陸は去年の冬から、既にレギュラーになっていた。



すごいね、って言ったら、うちの先輩たちは目立ちたがり屋が多くて、みんなフォワード志望だからだよ、って謙遜してたけど。



ボランチというポジションで、誰よりも走って、攻撃と守備の要になっている陸は、派手なプレーは無くても、凄く輝いているし、誇らしい。

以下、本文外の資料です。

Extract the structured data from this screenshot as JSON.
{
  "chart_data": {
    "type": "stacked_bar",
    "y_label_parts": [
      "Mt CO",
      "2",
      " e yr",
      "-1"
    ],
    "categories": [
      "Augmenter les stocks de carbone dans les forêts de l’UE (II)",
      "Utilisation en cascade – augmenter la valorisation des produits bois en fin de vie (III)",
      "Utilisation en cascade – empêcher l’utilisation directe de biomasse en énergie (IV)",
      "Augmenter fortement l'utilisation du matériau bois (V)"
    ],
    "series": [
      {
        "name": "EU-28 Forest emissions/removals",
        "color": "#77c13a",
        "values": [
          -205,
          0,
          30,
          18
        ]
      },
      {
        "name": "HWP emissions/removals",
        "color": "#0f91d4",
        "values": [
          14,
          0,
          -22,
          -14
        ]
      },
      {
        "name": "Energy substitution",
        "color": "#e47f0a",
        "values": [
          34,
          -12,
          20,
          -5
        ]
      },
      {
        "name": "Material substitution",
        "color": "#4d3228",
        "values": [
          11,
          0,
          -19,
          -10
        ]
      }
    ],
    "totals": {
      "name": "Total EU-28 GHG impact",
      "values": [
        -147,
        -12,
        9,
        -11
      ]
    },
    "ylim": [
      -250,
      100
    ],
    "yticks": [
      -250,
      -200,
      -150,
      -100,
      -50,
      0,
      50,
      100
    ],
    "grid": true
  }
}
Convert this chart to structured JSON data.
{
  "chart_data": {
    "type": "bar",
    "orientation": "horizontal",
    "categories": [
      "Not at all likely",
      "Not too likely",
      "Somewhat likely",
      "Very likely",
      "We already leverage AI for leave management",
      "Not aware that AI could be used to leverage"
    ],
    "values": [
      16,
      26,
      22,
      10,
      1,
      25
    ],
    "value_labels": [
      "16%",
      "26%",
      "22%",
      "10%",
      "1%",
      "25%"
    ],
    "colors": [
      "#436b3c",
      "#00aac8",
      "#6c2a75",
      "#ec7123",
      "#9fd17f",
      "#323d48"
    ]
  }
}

少し日焼けした横顔は、昔の面影を大きく残すくせに、酷く大人びていて。



美味しいお弁当で食欲を満たし、春らしい日差しを浴びて、うー!と気持ちよさそうに身体を伸ばして、寝転んだ。




「あーやべえ、眠くなってきたかも」


「え、そろそろ集合なんじゃない?」


「ちょっとアップして試合だな」


「寝ちゃダメでしょ」


「紗葉も寝よーぜ」


「いや、陸が起きて」




確かにここは日差しも風も気持ちいいけれど。


ごろん、寝そべって、長い手足を伸ばしている陸は、本当に寝てしまいそう。